Nonetheless, coaches are certainly giving some form of direction. Tierney and Rega are still getting packets from their strength and conditioning coaches. Those packets consist of exercises, such as yoga push ups, ankle rocks, mountain climbers, split squat jumps, and more.

“They are very helpful and really get me breaking a sweat,” Rega said. “Our coaches have been really supportive during this time because they know how much the sport means to us. Sports in college is a job, but it’s a job I do with a smile on my face every day no matter the circumstances.”

Getting the work in for Rega hasn’t been the most difficult part for him, but it’s more about his ability to motivate himself to do it.

“It has been sort of tricky to motivate myself,” Rega said of life as an athlete in quarantine. “I ran a 5K for HEADstrongs #LastShift2020 campaign so that kept me motivated. My teammates and I would smack talk each other on who would get the better time. I trained almost everyday for the virtual event.

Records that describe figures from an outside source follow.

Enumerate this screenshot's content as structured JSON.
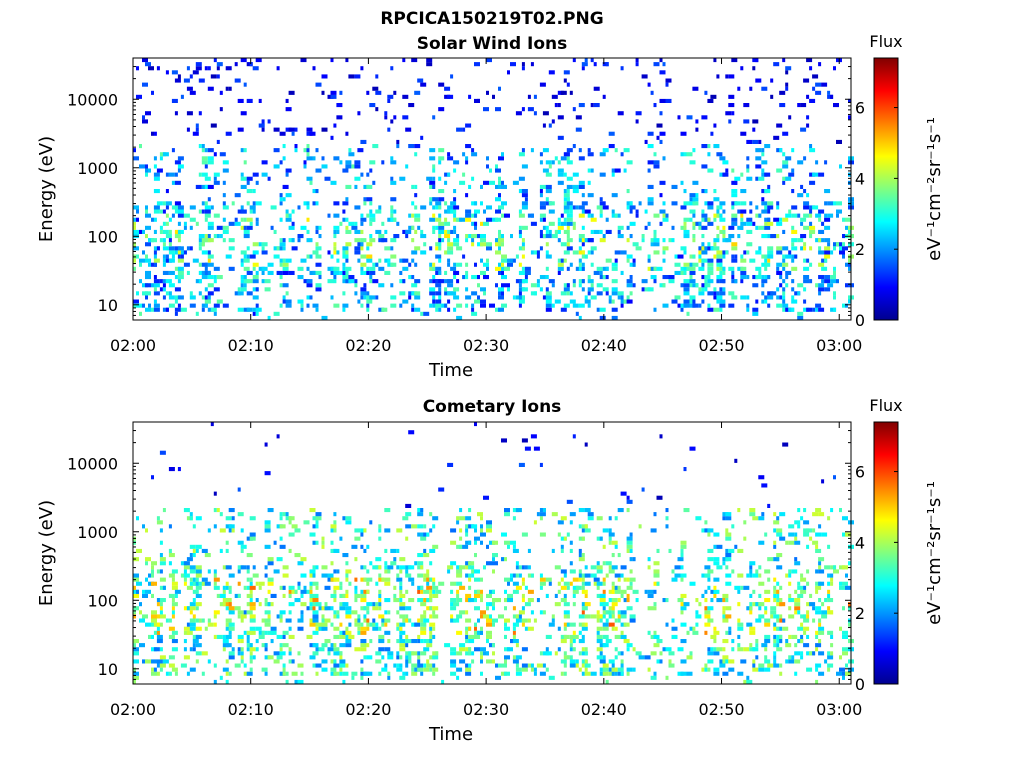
{
  "figure": {
    "title": "RPCICA150219T02.PNG"
  },
  "colorbar_stops": [
    "#00008f",
    "#0000ff",
    "#0080ff",
    "#00ffff",
    "#80ff80",
    "#ffff00",
    "#ff8000",
    "#ff0000",
    "#800000"
  ],
  "chart_data": [
    {
      "type": "heatmap",
      "title": "Solar Wind Ions",
      "xlabel": "Time",
      "ylabel": "Energy (eV)",
      "xlim": [
        "02:00",
        "03:01"
      ],
      "ylim": [
        6,
        40000
      ],
      "yscale": "log",
      "x_ticks": [
        "02:00",
        "02:10",
        "02:20",
        "02:30",
        "02:40",
        "02:50",
        "03:00"
      ],
      "y_ticks": [
        "10",
        "100",
        "1000",
        "10000"
      ],
      "colorbar": {
        "title": "Flux",
        "label": "eV⁻¹cm⁻²sr⁻¹s⁻¹",
        "range": [
          0,
          7.4
        ],
        "ticks": [
          "0",
          "2",
          "4",
          "6"
        ]
      },
      "seed": 7,
      "profile": {
        "low_energy": [
          7,
          300
        ],
        "mid_energy": [
          300,
          2200
        ],
        "high_energy": [
          2200,
          40000
        ],
        "high_energy_density": 0.35,
        "mean_flux": 2.2
      }
    },
    {
      "type": "heatmap",
      "title": "Cometary Ions",
      "xlabel": "Time",
      "ylabel": "Energy (eV)",
      "xlim": [
        "02:00",
        "03:01"
      ],
      "ylim": [
        6,
        40000
      ],
      "yscale": "log",
      "x_ticks": [
        "02:00",
        "02:10",
        "02:20",
        "02:30",
        "02:40",
        "02:50",
        "03:00"
      ],
      "y_ticks": [
        "10",
        "100",
        "1000",
        "10000"
      ],
      "colorbar": {
        "title": "Flux",
        "label": "eV⁻¹cm⁻²sr⁻¹s⁻¹",
        "range": [
          0,
          7.4
        ],
        "ticks": [
          "0",
          "2",
          "4",
          "6"
        ]
      },
      "seed": 19,
      "profile": {
        "low_energy": [
          7,
          300
        ],
        "mid_energy": [
          300,
          2200
        ],
        "high_energy": [
          2200,
          40000
        ],
        "high_energy_density": 0.04,
        "mean_flux": 3.0
      }
    }
  ]
}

“On the day of the event, April 6, which was Student-Athlete Day, I ran a 21:58 with my coach and fellow Wantagh resident Dan Paccione. That smack talk really helped bring my competitive spirit to life so I’m happy to have competed in that campaign.”

Some athletes are even incorporating technology into their routine, such as St. John’s freshman catcher Nick Schwartz, who was looking forward to his debut with the baseball team.

“I record videos of myself in the batting cage and I even just watch videos of others just to see what I can do drill-wise to get better and prepare myself for whatever season we’re going to have,” Schwartz said.

With a series of unknowns for the future of sports, athletes at every level are going to have to come up with innovative methods of exercising and will need to push themselves to stay in shape.